In memorian (1926-2010)
Augusto Mathias
Ou como mostrar a alma quando não se pode olhá-la no espelho, embora ela esteja ali, nos observando...
Quando olhamos as fortes águas de uma cachoeira, a descerem abaixo ao encontro de outras tantas águas de um rio, as sensações que nos tomam são das mais diversas. Mas acima de tudo, olhamos para o movimento das águas e pensamos – as águas se movem. Todo aquele mover-se nos faz pensar na existência de alguma coisa que está para além da materialidade das águas em movimento, nos leva a tomar ciência de que há algo que se processa para além daquilo que podemos ver. A percepção da imaterialidade do movimento é em última instância a percepção de algo que pertence a uma outra natureza, que está aqui e que não se resume ao físico. O movimento é de outra ordem. A natureza do movimento é metafísica.

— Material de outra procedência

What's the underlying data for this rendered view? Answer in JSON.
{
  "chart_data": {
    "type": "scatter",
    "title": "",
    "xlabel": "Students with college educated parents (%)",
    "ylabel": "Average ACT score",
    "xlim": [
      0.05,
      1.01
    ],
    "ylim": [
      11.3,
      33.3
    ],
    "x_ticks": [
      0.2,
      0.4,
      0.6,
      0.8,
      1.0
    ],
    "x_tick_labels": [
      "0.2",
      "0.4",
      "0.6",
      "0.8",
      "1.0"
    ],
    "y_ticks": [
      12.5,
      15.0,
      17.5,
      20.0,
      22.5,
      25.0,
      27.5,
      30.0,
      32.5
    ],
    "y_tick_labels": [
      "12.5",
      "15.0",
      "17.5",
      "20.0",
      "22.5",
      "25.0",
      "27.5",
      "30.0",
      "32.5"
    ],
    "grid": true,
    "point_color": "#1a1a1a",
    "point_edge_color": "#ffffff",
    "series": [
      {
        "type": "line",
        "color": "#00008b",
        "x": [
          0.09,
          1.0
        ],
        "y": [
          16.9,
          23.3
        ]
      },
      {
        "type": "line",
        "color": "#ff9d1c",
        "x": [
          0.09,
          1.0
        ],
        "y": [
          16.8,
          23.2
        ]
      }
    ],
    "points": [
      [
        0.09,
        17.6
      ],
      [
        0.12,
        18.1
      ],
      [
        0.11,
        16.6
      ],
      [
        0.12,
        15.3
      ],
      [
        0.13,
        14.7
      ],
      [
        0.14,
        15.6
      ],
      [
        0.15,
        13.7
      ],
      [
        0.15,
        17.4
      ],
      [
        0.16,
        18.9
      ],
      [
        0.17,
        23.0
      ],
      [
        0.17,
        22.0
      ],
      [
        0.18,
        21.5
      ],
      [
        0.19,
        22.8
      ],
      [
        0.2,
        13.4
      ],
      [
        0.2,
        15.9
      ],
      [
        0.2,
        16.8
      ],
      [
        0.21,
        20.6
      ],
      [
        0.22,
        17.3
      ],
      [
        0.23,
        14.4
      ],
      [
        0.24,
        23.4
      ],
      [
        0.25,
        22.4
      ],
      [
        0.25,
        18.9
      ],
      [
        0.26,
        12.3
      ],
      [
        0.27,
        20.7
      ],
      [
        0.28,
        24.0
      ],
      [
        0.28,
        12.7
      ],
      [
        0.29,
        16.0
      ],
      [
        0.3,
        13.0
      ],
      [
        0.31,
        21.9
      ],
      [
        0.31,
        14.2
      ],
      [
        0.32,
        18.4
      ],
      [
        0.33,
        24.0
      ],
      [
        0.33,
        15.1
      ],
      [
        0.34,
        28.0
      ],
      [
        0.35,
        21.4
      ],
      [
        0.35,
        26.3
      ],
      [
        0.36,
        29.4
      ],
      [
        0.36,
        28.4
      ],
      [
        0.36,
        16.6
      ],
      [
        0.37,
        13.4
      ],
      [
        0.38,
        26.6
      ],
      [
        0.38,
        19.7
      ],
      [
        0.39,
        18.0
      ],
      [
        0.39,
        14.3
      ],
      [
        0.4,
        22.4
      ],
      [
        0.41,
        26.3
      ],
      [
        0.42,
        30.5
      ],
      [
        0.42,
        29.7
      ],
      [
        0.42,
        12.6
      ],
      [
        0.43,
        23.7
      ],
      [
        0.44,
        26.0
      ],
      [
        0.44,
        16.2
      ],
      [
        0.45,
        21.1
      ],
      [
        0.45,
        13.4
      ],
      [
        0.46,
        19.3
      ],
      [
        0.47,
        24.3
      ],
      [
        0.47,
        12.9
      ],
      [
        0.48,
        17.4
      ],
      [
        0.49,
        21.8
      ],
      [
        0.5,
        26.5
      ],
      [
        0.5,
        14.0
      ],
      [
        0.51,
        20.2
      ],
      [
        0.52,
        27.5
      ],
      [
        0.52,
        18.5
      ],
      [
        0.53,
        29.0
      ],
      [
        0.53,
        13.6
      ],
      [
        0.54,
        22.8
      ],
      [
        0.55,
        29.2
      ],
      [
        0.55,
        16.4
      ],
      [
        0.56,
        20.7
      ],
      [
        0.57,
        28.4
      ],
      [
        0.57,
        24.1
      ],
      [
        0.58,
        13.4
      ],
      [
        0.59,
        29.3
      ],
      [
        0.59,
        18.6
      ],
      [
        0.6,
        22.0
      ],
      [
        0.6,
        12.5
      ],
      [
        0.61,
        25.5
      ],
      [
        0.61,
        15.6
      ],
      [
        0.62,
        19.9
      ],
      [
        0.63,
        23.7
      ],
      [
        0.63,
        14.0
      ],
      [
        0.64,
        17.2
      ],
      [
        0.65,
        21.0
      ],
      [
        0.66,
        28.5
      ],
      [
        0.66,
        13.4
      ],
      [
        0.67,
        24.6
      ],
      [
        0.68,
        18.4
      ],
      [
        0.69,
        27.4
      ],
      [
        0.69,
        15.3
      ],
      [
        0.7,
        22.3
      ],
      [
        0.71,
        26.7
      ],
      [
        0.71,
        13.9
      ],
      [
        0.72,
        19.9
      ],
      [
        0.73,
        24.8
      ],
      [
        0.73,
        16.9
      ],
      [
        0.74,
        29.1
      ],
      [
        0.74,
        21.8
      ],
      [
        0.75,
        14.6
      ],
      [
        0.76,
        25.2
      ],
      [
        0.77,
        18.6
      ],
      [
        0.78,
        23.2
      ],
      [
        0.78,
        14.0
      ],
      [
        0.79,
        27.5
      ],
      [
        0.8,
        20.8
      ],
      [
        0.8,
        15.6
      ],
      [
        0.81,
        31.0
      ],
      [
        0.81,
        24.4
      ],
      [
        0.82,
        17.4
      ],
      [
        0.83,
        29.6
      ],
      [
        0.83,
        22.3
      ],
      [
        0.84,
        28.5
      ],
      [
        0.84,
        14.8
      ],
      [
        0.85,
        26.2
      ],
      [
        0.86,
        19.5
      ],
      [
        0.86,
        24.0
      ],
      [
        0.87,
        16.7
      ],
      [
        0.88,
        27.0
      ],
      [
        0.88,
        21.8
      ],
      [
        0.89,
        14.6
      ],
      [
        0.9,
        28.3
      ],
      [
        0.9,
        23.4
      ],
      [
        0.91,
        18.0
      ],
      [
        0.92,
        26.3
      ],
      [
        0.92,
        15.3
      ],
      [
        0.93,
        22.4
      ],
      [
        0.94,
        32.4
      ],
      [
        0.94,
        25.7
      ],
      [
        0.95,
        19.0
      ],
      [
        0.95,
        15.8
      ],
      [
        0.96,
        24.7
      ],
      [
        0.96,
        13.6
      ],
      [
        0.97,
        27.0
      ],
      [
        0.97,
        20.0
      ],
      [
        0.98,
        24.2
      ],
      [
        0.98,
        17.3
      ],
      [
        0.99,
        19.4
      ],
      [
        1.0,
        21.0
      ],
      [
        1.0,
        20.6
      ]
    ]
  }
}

Isto parece nos mostrar a existência de ao menos duas dimensões de natureza senão no mundo e nas coisas, ao menos em nós, que as percebemos. Ao menos em nós deve existir algo que transcende a própria fisiologia humana.
Se tivesse agora de me confessar a alguém sobre meus pecados e concupiscências, tenho certeza de que não seria nada muito diferente daquela primeira vez em que tive de comparecer perante o altar ao lado de um padre, para apresentar a Deus (a ele, na verdade) meus deslizes infanto-juvenis. Já naquela época o essencial de minha natureza se revelava: esta mistura que me é própria e que confluía os desejos lascivos de perversidade sexual e os impulsos constantes em busca do divino. A polaridade sexo-divindade ainda se mantém, embora não mais encarnando aquela arrogante pretensão cristã de macular o corpo em favor da alma. Meus desejos mais fortes se coadunam agora numa espécie de indissociável relação erótica, amorosa, divinal. O prazer suscitado pelo corpo, as sensações de gozo e de fascínio pela prática sexual estão como que imbricadas, sem nenhuma condenação, aos desejos pelo prazer em alcançar o divino. Poderia ser que essa relação revelasse uma tentativa desesperada de tornar santo o promíscuo, mas ao contrário – é antes o divino que se mostra tão mais celestial e intenso quanto for mais intenso e profundo o gozo alcançado pelo sexo. Em outras palavras, não há como negar que o prazer de tocar o próprio ser dos deuses é admiravelmente similar ao orgasmo incontrolável e avassalador. Aquela imagem de um panteão divino casto e celibatário não condiz com a própria noção da divindade e do que seja o divino
Neste ponto, e talvez Schopenhauer tivesse razão, a Vontade é o que subjaz todas as coisas, é o Ser do mundo e de nós mesmos. E em sendo deste modo, a música é a arte por excelência da possibilidade humana de tocar o divino, de vislumbrá-lo, ou ao menos entrevê-lo, visto que sua realização é a própria manifestação da Vontade essencial. O homem é incapaz de existir sem música, sem esse instrumento que lhe permite aos poucos chegar a ver a divindade em sua incessante pulsão erótica. E embora ao longo das eras a música adote certas características particulares, ela sempre será essa força humana de conexão com o divino. Principalmente a música instrumental, como Nietzsche ressaltava, que em sua essencialidade musical nos faz sucumbir à força da Vontade.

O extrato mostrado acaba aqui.